Par un mémoire en défense enregistré le 15 décembre 2025, le préfet de Meurthe-et-Moselle conclut au rejet de la requête.
Il fait valoir que la requête est irrecevable, le classement sans suite contesté ne faisant pas grief à l’intéressé.
Par une décision en date du 22 avril 2025, le bureau d’aide juridictionnelle a admis M. C… au bénéfice de l’aide juridictionnelle totale.
Vu les autres pièces du dossier.
Vu :
- le code de l’entrée et du séjour des étrangers et du droit d’asile ;
- la loi n° 91-647 du 10 juillet 1991 ;
- le code de justice administrative.
Le président de la formation de jugement a dispensé le rapporteur public, sur sa proposition, de prononcer des conclusions à l’audience.
Les parties ont été régulièrement averties du jour de l’audience.
Ont été entendus au cours de l’audience publique :
- le rapport de Mme Milin-Rance, rapporteure,
- et les observations de Me Jeannot, représentant M. C….
Connaissance prise des notes en délibéré enregistrées les 3 et 4 février 2026 pour M. C….
Considérant ce qui suit :
M. C…, né le 12 juin 1950, de nationalité algérienne, est entré en France en décembre 2016. Le 25 avril 2017, il a sollicité la délivrance d’un titre de séjour en raison de son état de santé et a été mis en possession d’un titre de séjour valable du 11 janvier 2018 au 10 janvier 2019. Par un arrêté du 18 novembre 2020, le préfet de Meurthe-et-Moselle a refusé de renouveler son titre de séjour et lui a fait obligation de quitter le territoire français.
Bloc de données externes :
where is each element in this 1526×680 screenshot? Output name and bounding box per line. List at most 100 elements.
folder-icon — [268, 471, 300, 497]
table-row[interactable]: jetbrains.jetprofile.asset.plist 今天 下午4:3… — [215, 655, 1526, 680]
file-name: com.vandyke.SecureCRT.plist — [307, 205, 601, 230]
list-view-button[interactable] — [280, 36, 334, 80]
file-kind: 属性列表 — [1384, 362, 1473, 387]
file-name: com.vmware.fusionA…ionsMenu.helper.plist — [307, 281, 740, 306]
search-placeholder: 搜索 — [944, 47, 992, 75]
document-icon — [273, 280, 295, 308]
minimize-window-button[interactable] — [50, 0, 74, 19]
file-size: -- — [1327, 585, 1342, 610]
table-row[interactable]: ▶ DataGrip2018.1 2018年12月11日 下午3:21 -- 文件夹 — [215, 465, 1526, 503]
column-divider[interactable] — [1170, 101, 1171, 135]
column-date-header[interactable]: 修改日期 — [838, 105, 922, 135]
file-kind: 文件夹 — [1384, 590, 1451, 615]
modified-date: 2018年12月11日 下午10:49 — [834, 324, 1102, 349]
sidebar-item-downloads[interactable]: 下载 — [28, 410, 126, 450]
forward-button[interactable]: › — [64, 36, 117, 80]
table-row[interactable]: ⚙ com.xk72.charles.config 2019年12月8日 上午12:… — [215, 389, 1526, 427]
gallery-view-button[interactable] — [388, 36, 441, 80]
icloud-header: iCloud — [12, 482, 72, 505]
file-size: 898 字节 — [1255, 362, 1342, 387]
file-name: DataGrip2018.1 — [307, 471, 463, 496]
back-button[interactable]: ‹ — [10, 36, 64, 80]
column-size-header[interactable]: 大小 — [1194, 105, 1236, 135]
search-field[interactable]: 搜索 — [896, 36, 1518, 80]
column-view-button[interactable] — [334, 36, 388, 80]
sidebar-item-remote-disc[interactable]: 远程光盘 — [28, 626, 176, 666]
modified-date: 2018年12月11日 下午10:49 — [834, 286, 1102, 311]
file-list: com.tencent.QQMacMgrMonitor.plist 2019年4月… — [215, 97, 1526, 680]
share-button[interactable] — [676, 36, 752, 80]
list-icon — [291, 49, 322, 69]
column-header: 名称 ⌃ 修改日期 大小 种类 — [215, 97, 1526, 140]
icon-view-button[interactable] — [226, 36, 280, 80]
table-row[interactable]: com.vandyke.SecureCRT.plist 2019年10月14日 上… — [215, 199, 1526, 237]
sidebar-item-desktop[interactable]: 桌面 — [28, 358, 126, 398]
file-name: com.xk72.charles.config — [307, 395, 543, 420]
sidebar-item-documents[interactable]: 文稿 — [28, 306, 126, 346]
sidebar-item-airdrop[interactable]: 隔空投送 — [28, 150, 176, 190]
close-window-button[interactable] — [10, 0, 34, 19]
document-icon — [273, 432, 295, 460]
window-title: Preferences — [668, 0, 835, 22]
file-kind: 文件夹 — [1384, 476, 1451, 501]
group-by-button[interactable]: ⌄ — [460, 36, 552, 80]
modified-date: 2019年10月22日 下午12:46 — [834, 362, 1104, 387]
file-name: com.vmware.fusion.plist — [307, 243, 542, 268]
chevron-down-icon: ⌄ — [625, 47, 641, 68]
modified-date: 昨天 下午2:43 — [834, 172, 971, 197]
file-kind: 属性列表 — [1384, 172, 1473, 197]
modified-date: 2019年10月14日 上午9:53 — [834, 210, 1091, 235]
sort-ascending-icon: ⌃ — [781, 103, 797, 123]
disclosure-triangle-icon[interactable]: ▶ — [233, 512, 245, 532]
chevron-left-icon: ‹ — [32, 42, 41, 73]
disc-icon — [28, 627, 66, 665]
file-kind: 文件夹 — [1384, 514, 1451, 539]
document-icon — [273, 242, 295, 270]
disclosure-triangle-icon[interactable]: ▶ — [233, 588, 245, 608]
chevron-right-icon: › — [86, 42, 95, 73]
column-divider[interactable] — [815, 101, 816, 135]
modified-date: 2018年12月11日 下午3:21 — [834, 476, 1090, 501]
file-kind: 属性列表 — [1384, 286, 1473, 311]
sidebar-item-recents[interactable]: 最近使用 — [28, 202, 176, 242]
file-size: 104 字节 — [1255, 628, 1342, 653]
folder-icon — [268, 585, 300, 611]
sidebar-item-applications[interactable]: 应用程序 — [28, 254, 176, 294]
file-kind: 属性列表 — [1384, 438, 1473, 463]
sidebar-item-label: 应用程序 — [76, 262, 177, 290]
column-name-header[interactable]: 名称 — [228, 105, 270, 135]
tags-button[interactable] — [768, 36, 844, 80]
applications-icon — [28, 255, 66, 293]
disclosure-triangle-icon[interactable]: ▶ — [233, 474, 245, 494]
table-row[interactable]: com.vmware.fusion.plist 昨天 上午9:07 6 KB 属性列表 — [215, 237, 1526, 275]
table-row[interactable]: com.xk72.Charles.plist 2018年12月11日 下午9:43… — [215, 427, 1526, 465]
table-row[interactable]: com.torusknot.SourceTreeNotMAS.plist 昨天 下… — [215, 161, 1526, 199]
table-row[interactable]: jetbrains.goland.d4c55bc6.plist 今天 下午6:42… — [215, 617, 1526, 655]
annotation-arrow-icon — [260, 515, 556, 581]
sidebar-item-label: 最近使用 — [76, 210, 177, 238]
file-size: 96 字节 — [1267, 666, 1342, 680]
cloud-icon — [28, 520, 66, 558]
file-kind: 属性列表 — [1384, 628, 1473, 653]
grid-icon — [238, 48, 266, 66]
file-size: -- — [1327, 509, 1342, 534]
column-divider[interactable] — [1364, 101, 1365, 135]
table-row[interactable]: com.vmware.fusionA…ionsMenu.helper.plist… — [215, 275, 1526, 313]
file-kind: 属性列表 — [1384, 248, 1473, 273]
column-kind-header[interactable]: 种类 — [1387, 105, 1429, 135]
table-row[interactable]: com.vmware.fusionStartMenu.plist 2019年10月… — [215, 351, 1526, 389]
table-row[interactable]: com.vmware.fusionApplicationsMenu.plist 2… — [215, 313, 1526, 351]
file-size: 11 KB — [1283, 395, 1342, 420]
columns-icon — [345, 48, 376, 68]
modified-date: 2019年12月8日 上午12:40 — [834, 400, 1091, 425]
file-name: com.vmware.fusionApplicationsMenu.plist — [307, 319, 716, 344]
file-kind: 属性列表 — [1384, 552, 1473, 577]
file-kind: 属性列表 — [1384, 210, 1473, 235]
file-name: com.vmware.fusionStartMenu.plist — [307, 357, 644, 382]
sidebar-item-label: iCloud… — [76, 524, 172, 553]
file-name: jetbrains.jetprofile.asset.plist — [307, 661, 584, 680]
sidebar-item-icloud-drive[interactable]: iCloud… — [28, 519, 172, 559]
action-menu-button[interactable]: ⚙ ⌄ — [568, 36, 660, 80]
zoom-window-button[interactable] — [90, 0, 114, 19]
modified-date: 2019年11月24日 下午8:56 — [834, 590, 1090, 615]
Les demandes d’annulation formées par M. C… contre ces décisions ont été rejetées par un jugement du 18 mai 2021 du tribunal administratif de Nancy et un arrêt de la cour administrative d’appel de Nancy du 15 avril 2022. M. C… a saisi le préfet de Meurthe-et-Moselle d’une nouvelle demande de titre de séjour en raison de son état de santé qui a été implicitement rejetée le 28 juillet 2021. Par un jugement du 28 avril 2022, le tribunal administratif de Nancy a annulé cette décision et a enjoint au préfet de réexaminer la situation de l’intéressé. Par un arrêté du 27 mars 2023, le préfet de Meurthe-et-Moselle a rejeté la demande de M. C… et l’a obligé à quitter le territoire français. Par un jugement du 21 septembre 2023, le tribunal administratif de Nancy a annulé cet arrêté. En exécution de ce jugement, le préfet de Meurthe-et-Moselle a délivré au requérant une autorisation provisoire de séjour valable du 18 janvier 2023 au 17 avril 2024, renouvelée jusqu’au 16 octobre 2024. Par un arrêt en date du 17 septembre 2024, la cour administrative d’appel de Nancy a annulé le jugement du 21 septembre 2023 et a rejeté les conclusions de l’intéressé tendant à l’annulation de l’arrêté préfectoral du 27 mars 2023. M. C… a de nouveau présenté des demandes de titre de séjour pour soins le 10 décembre 2024 et le 3 janvier 2025 qui ont fait l’objet de classements sans suite le 18 décembre 2024 et le 28 janvier 2025. Dans la présente instance, le requérant demande l’annulation de la décision de classement sans suite opposée le 28 janvier 2025.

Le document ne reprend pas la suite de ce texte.